About alcohol treatment

If you're struggling with your drinking, help and support are available.

Alcohol treatment is a programme of structured support for people drinking heavily, or with alcohol dependence.

Making the decision to access treatment can be very difficult. It requires recognising that you may have a serious problem, working out what treatment might work and where to find it, and actually embarking on that course of activity.

Support to change your drinking

For anyone who feels they have lost control of their drinking, it can feel as if the barriers to change are insurmountable. However, most dependent drinkers do recover. Some do so with the support of groups such as Alcoholics Anonymous. Some do so without any formal support (but often with the help of family and friends). Others may do so after accessing some kind of treatment.

There are many types of treatment – ranging from peer support groups to residential rehabilitation.

Where do I start?

A good way to start is by taking this drinking quiz to check your drinking. If you answer honestly, then this can help to establish what level of support you might need.

If you think you might need help, then be reassured that most people are able to change their drinking. Many people find that, with just a few weeks of support, they are able to make lasting changes.

For others, the recovery journey is longer and they may need more help.

What types of treatment are available?

Alcohol treatment is available as a free service, provided by either the NHS or charities. You don’t have to pay privately, although this option is available too.

GP

Your GP is a good place to start. They will know what support is available locally and can help you with the following:

  • A general health check-up or specific medical tests
  • Medication and other treatments for other conditions such as depression, anxiety or sleep problems
  • Medication to reduce cravings
  • Referral to your local treatment service

Local alcohol treatment services

You can also get in touch with alcohol treatment services directly to arrange a meeting. Treatment services will offer some or all of the following:

How do I find my local support agency?

Wherever you live, there will be a service in your area which supports people with alcohol problems. Check on your local authority website to see how you can access your local provider, or speak to your GP.

You can also look for services on the NHS directory.

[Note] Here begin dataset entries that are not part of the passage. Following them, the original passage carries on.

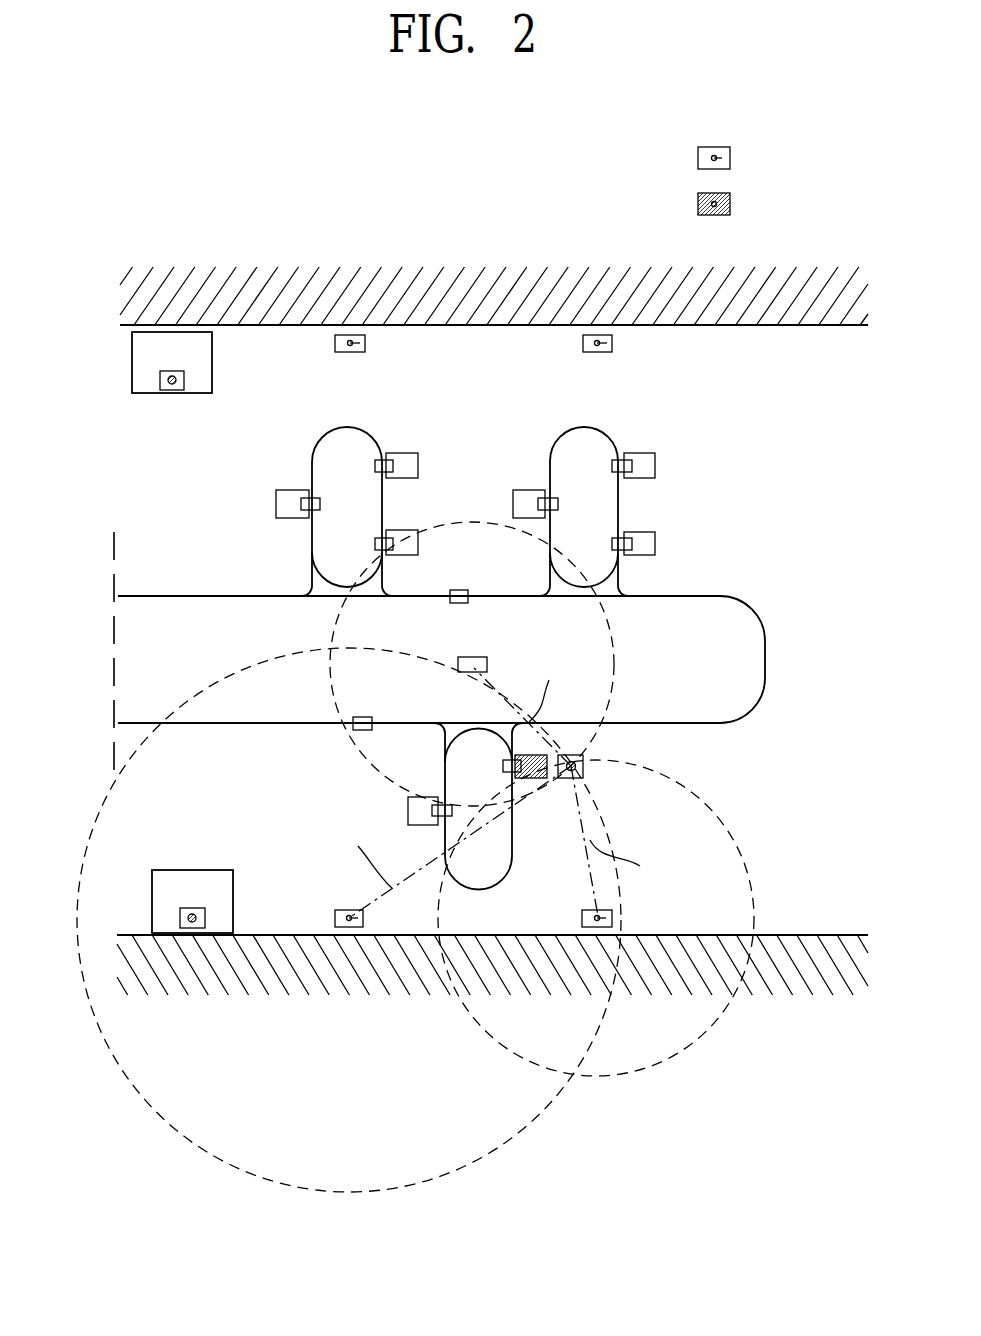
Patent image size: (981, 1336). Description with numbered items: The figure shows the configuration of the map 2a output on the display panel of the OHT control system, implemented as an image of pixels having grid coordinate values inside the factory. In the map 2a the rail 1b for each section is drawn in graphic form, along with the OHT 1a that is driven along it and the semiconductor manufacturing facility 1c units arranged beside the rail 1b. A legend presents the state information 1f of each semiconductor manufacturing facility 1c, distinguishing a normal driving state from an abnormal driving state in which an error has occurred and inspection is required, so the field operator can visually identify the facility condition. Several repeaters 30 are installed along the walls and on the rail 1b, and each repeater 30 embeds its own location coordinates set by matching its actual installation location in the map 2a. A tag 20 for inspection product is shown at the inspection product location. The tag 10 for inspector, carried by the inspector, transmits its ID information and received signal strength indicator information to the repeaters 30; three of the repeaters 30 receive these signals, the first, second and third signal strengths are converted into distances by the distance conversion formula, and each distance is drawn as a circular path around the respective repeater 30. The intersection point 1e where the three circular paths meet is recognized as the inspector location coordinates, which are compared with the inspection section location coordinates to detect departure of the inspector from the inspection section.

The map 2a is at (160, 216).
The repeater 30 is at (350, 335).
The tag for inspection product 20 is at (172, 393).
The state information 1f is at (698, 205).
The rail for each section 1b is at (588, 428).
The OHT 1a is at (624, 460).
The semiconductor manufacturing facility 1c is at (418, 465).
The tag for inspector 10 is at (576, 755).
The intersection point 1e is at (584, 776).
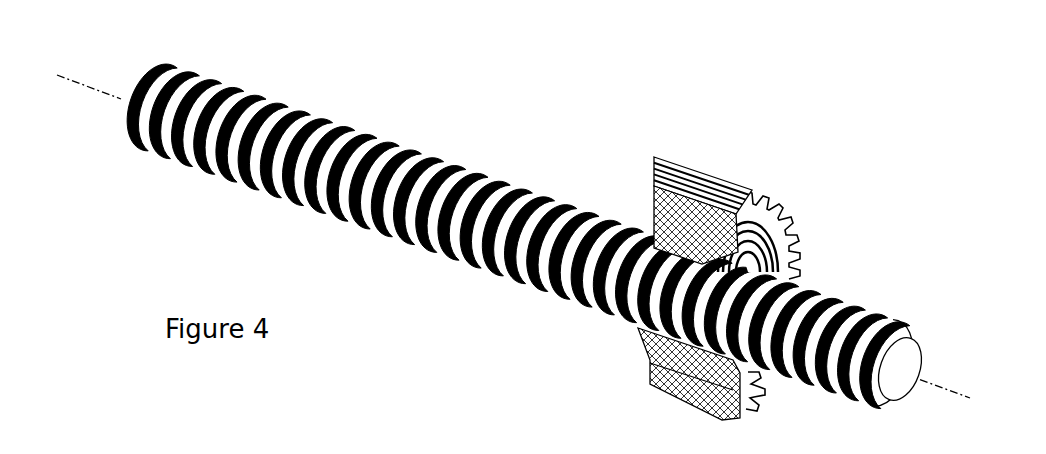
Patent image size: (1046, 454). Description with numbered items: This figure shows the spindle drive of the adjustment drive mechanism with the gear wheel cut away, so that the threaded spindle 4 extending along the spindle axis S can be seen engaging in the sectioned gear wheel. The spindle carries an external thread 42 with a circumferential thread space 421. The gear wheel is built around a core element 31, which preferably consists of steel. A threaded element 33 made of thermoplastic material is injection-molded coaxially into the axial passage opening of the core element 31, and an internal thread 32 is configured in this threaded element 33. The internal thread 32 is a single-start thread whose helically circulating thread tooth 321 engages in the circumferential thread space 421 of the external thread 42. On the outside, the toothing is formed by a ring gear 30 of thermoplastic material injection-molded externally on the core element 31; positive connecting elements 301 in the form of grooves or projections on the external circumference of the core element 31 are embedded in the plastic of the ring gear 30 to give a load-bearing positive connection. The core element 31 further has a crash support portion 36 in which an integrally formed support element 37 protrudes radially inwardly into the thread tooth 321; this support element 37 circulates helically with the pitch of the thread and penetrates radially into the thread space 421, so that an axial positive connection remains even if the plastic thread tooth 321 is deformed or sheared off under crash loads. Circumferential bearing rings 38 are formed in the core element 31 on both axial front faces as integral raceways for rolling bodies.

The threaded spindle 4 is at (415, 128).
The external thread 42 is at (152, 72).
The circumferential thread space 421 is at (190, 80).
The core element 31 is at (647, 173).
The positive connecting elements 301 is at (698, 152).
The threaded element 33 is at (688, 222).
The internal thread 32 is at (672, 248).
The thread tooth 321 is at (636, 279).
The bearing rings 38 is at (782, 236).
The ring gear 30 is at (783, 240).
The crash support portion 36 is at (778, 262).
The support element 37 is at (783, 279).
The spindle axis S is at (946, 388).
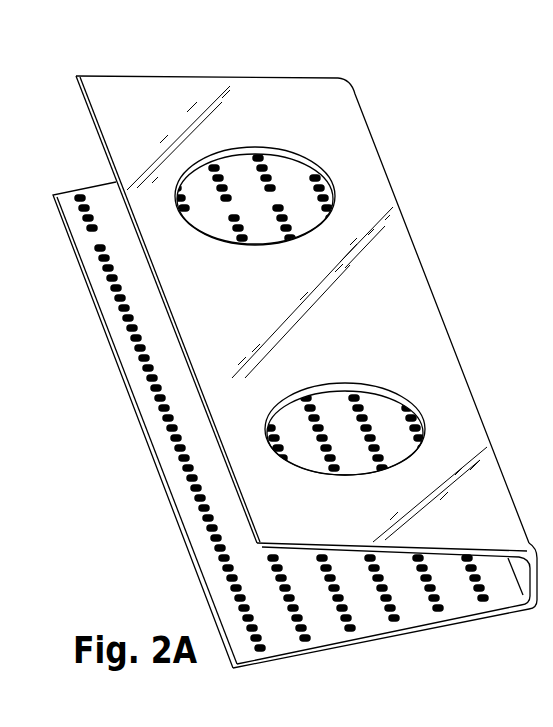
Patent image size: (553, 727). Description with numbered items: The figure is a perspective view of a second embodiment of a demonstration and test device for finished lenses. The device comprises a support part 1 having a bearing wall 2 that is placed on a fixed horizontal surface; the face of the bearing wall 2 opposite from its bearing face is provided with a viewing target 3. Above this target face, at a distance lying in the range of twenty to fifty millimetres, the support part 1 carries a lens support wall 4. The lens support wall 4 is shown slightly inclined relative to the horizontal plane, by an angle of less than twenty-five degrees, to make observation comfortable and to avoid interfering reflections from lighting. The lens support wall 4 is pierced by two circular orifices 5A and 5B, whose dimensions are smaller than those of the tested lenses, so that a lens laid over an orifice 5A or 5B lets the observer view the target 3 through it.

Eight of the largest alcohol treatment organisations in the country have formed a collective called Collective Voice. Their website contains information about the treatments and services they offer and the areas that they serve. You will need to click on the website of each organisation to find out where they are located geographically. They all have support services for those affected by someone else’s drinking, too.

It is often useful to navigate your way around the websites of these organisations so that you are familiar with the services that they offer. They are also happy for you to call or email them for more information.

If you live in Wales, you can find more about local treatment services from DACW. Again, DACW is a collective made up of separate member organisations.

You can also enter ‘NHS alcohol services’ and your nearest town into a search engine to find a clinic in your location.

When you attend your local service, you will be offered an assessment. Your practitioner will want to find out a bit about you and there may be some form-filling. They will then talk to you about what changes you would like to achieve, such as reducing your drinking or stopping altogether.

What will it involve?

In most cases, treatment involves taking part in a combination of personal counselling and group sessions.

The aim is to help you understand your situation, strengthen your motivation, and realise that others share your experiences.

Usually, a programme of community-based treatment will last around three months – though this isn’t fixed.

Peer support

In addition to treatment services, attending a group run and attended by people who have experienced the same difficulties with alcohol that you are going through can be tremendously helpful. Treatment agencies often host such groups. The two most well-known independent peer support networks in the UK are:

Alcoholics Anonymous (AA)

Lead by volunteers who share the need to maintain their sobriety. You can attend whether you are alohol-free or not. AA is sometimes also known as Twelve-step, after the twelve principles that members adhere to in order to stay sober.

SMART recovery

Also lead by volunteers who are in recovery. It is based on the principles of cognitive behavioural therapy and supports members to change their thinking and their behaviours around alcohol (or other drugs), with the aim of maintaining abstinence.

Do I have to give up drinking altogether?

Alcohol treatment doesn’t always lead to abstinence, though it does for some people. You can talk to a recovery practitioner about what you want to achieve, which might be:
Controlled drinking

Many people want to change their drinking but don’t want to abstain altogether. This can be achieved by controlled drinking. A recovery practitioner can help you to set drinking goals and over time, you will develop new drinking habits.

Abstinence

If you are dependent on drinking, then aiming for complete abstinence may be the best idea. This can be achieved with the help of support services and you should not suddenly stop drinking as this can be dangerous. If you are worried that you can’t or don’t really want to give up alcohol but need to make some changes, talking to your GP or an alcohol practitioner can help you decide what option will be best for you.